Algemene parameters voor werkstromen gebruiken

De algemene parameters van de werkstroom zijn een set parameters die door PowerShell automatisch worden toegevoegd aan alle werkstromen. PowerShell voegt de algemene parameters van de cmdlet toe aan alle werkstromen, zelfs als de werkstroom het kenmerk CmdletBinding niet gebruikt.

De volgende werkstroom definieert bijvoorbeeld geen parameters. Wanneer u de werkstroom uitvoert, heeft deze echter zowel de CommonParameters als WorkflowCommonParameters.

workflow Test-Workflow {Get-Process}
Get-Command Test-Workflow -Syntax
Test-Workflow [<WorkflowCommonParameters>] [<CommonParameters>]

De algemene parameters van de werkstroom bevatten verschillende parameters die essentieel zijn voor het uitvoeren van werkstromen. De algemene parameter PSComputerName geeft bijvoorbeeld de beheerde knooppunten op die van invloed zijn op de werkstroom.

Invoke-Command -Session $ws {
  Test-Workflow -PSComputerName Server01, Server02
}

De algemene parameter psPersist-werkstroom bepaalt wanneer werkstroomgegevens worden bewaard. Hiermee kunt u persistentiepunt toevoegen tussen activiteiten aan werkstromen die geen persistentiepunten definiëren.

Invoke-Command -Session $ws {
  Test-Workflow -PSComputerName Server01, Server02 -PSPersist:$True
}

Met andere algemene parameters voor werkstromen kunt u de kenmerken van de externe verbinding met de beheerde knooppunten opgeven.
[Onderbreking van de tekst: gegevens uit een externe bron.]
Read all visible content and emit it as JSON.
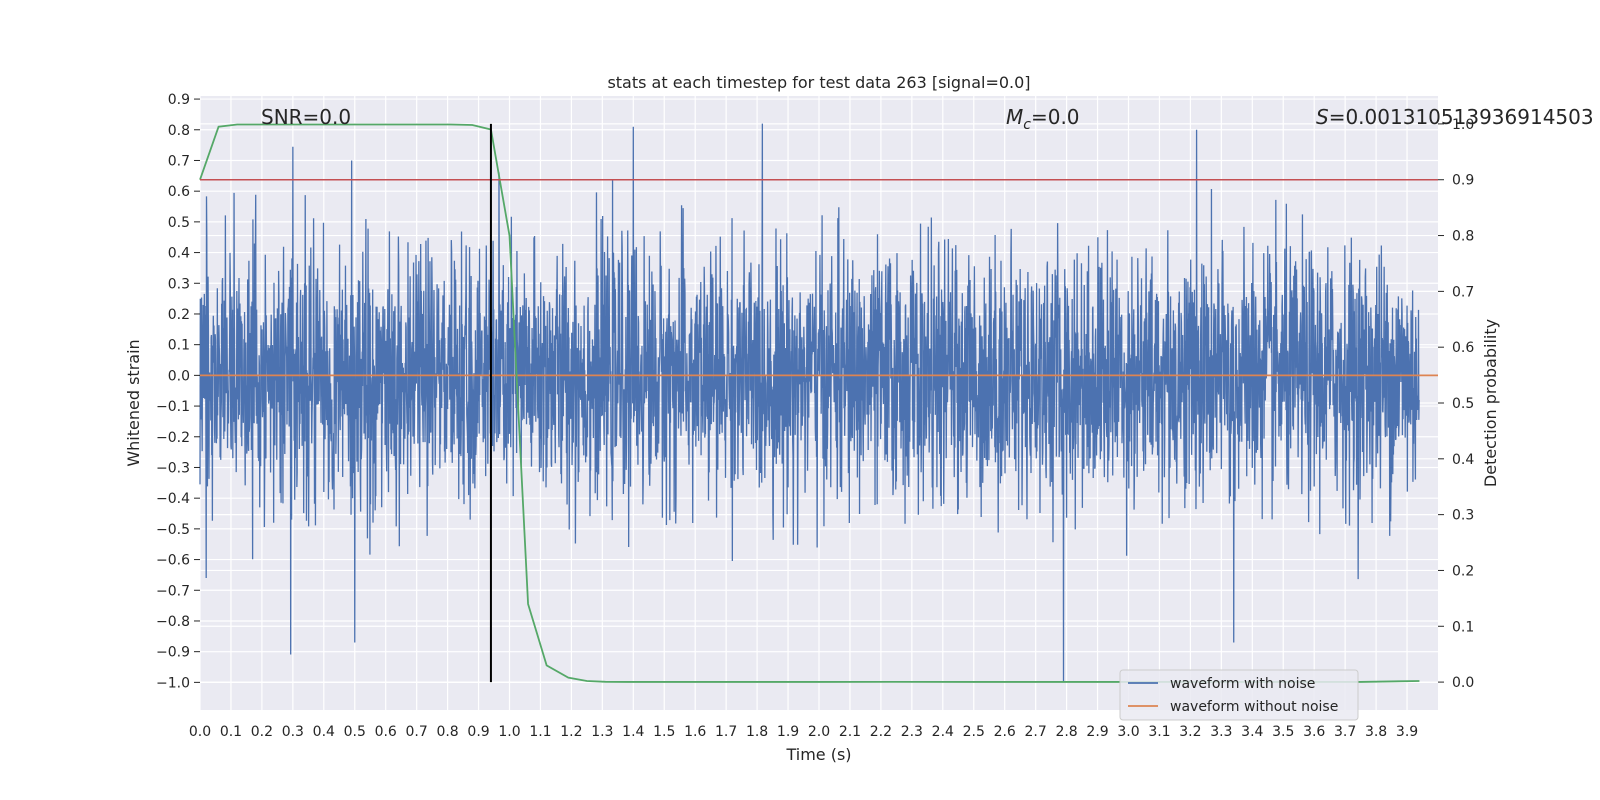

Hun namen en functionaliteit zijn vergelijkbaar met de parameters van externe cmdlets, waaronder Invoke-Command.

Invoke-Command -Session $ws {
  Test-Workflow -PSComputerName Server01, Server02 -PSPort 443
}

Maak onderscheid tussen de externe parameters die de verbinding voor de werkstroomsessie definiëren vanuit de algemene parameters van de PS-prefixed werkstroom die de verbinding met de beheerde knooppunten definiëren.

$ws = New-PSSession -ComputerName Server01 -ConfigurationName Microsoft.PowerShell.Workflow

Invoke-Command -Session $ws {
  Test-Workflow -PSComputerName Server01, Server02 -PSConfigurationName Microsoft.PowerShell.Workflow
}

Sommige algemene parameters voor werkstromen zijn uniek voor werkstromen, zoals de parameter PSParameterCollection waarmee u verschillende algemene parameterwaarden voor werkstromen voor verschillende externe knooppunten kunt opgeven. Zie about_WorkflowCommonParameters voor een lijst en beschrijving van de algemene parameters van de werkstroom.